Rector of the National Autonomous University of Mexico
- In office 14 February 1953 – 13 January 1961
- Preceded by: Garrido Díaz
- Succeeded by: Ignacio Chávez Sánchez

Personal details
- Born: 23 February 1911 Mexico City, Mexico
- Died: 19 February 1967 (aged 55) Mexico City, Mexico
- Education: National Autonomous University of Mexico, Harvard
- Profession: Civil engineer

= Nabor Carrillo Flores =

Nabor Carrillo Flores (23 February 1911, in Mexico City – 19 February 1967) is the third son of Mexican composer Julián Carrillo Trujillo, and younger brother of Antonio Carrillo Flores. He did his first studies in Mexico City and he continued them in New York City. On his return to Mexico, he made his studies of preparatory and those of civil engineering at the National University (UNAM), where he graduated in 1932 and became a civil engineer 1939. He received a Guggenheim Fellowship in 1940, and his PhD from Harvard University, where he had also received his MSc in 1941. He taught and did scientific research at UNAM. He represented Mexico in the atomic test of the atoll of Bikini in 1946. He was named technical advisor of the Mexican delegation in the Commission on Atomic Energy of the United Nations for the pacific use of atomic energy.

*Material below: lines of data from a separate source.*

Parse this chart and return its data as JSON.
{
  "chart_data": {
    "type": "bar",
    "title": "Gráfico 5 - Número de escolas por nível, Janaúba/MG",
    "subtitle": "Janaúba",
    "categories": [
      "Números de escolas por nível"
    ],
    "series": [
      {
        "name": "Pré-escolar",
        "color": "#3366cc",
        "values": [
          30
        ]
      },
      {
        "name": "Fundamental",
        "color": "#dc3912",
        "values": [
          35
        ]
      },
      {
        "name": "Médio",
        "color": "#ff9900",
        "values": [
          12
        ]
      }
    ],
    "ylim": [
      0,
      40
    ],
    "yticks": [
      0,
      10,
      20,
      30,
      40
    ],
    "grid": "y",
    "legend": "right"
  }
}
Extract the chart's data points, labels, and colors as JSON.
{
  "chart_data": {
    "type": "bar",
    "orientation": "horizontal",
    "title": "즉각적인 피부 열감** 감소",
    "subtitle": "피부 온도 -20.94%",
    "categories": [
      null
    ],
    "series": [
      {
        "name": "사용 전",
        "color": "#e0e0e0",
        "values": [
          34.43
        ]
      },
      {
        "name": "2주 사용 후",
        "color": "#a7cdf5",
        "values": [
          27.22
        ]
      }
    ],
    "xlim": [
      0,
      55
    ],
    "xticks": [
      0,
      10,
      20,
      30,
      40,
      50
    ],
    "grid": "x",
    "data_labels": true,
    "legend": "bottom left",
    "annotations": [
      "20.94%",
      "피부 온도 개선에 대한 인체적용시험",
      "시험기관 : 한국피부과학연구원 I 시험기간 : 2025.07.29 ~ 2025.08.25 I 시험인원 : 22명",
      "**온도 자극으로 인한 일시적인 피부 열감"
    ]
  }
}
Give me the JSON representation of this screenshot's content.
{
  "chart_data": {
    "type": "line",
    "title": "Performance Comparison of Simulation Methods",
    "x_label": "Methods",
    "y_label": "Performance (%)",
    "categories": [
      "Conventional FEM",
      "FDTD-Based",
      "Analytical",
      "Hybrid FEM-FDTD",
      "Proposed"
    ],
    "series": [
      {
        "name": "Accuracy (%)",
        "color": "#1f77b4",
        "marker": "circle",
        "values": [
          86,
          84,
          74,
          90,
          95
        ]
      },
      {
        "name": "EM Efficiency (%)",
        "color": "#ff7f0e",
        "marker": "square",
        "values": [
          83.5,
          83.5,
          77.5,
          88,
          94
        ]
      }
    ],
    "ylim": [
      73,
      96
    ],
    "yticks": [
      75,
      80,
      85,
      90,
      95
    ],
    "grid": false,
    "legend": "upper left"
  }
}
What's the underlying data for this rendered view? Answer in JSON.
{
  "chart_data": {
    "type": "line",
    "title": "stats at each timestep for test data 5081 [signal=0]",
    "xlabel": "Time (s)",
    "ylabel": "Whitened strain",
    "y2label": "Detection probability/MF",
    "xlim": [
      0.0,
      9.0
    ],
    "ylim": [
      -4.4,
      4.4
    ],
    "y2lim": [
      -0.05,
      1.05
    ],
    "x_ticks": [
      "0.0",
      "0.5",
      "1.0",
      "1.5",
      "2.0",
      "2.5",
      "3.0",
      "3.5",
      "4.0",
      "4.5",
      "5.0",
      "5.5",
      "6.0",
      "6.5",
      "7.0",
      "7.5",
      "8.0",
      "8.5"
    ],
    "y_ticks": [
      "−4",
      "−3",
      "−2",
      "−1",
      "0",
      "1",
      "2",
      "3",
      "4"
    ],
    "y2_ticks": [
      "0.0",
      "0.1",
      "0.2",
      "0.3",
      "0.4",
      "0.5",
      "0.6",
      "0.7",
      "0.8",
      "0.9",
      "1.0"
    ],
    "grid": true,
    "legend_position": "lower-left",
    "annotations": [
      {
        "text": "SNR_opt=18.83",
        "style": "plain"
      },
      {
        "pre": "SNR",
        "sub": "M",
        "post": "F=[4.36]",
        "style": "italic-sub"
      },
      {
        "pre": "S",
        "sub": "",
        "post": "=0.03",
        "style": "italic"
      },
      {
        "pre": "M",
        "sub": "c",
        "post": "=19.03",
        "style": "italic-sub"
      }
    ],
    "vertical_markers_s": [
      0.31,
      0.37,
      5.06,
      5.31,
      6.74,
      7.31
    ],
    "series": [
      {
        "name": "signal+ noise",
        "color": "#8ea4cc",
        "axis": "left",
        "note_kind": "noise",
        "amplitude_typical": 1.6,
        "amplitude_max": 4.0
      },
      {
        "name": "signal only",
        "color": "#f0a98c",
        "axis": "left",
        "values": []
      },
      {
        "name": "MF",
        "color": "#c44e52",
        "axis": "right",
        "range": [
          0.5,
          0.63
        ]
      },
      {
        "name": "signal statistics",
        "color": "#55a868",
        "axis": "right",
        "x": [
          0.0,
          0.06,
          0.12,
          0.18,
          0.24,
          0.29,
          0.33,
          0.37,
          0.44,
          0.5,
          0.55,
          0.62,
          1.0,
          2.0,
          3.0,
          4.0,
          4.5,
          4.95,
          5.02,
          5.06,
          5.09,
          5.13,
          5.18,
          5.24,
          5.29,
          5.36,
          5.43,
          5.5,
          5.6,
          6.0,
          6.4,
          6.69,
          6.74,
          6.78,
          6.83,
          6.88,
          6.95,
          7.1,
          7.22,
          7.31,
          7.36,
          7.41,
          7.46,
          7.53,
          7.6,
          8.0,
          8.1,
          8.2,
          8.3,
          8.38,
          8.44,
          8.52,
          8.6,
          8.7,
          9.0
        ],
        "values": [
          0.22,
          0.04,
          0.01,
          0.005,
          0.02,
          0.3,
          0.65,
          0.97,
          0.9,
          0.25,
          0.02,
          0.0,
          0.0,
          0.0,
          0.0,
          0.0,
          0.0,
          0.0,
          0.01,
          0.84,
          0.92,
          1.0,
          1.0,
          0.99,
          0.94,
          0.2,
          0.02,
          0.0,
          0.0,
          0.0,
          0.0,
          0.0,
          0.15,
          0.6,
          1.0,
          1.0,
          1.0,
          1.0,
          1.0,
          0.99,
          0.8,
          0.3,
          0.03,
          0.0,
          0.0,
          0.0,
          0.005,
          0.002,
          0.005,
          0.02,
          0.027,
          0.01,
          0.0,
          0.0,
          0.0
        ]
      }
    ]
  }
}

He was rector of the UNAM from February 14, 1953 to February 13, 1957, and reelected for a second period, the first reelection in UNAM's history, from that same date to January 13, 1961. During his administration the transfer of the university that was scattered around the city to Ciudad Universitaria was carried out, acquired the Van de Graaff equipment, the first one in Latin America for atomic studies, and the publication of the Newspaper of the university began.

He promoted the Nuclear Center of Mexico that would be inaugurated after his death and was executive advisor of the National Commission of Nuclear Energy. From 1943 it was dedicated to the study of the scientific problems of the movements of the subsoil in the Valley of Mexico. He received the National Prize of Sciences in 1957 and among other foreign distinctions, the Legion of Honor of France. He received Doctor Honoris Causa by several national and foreign universities.

Carrillo died in Mexico City on 1967. In 1975, his body was placed next to his father's, in the Rotonda de los Hombres Ilustres (the Rotunda of the Illustrious) of the Panteón de Dolores in Mexico City.

The lunar crater Carrillo is named after him.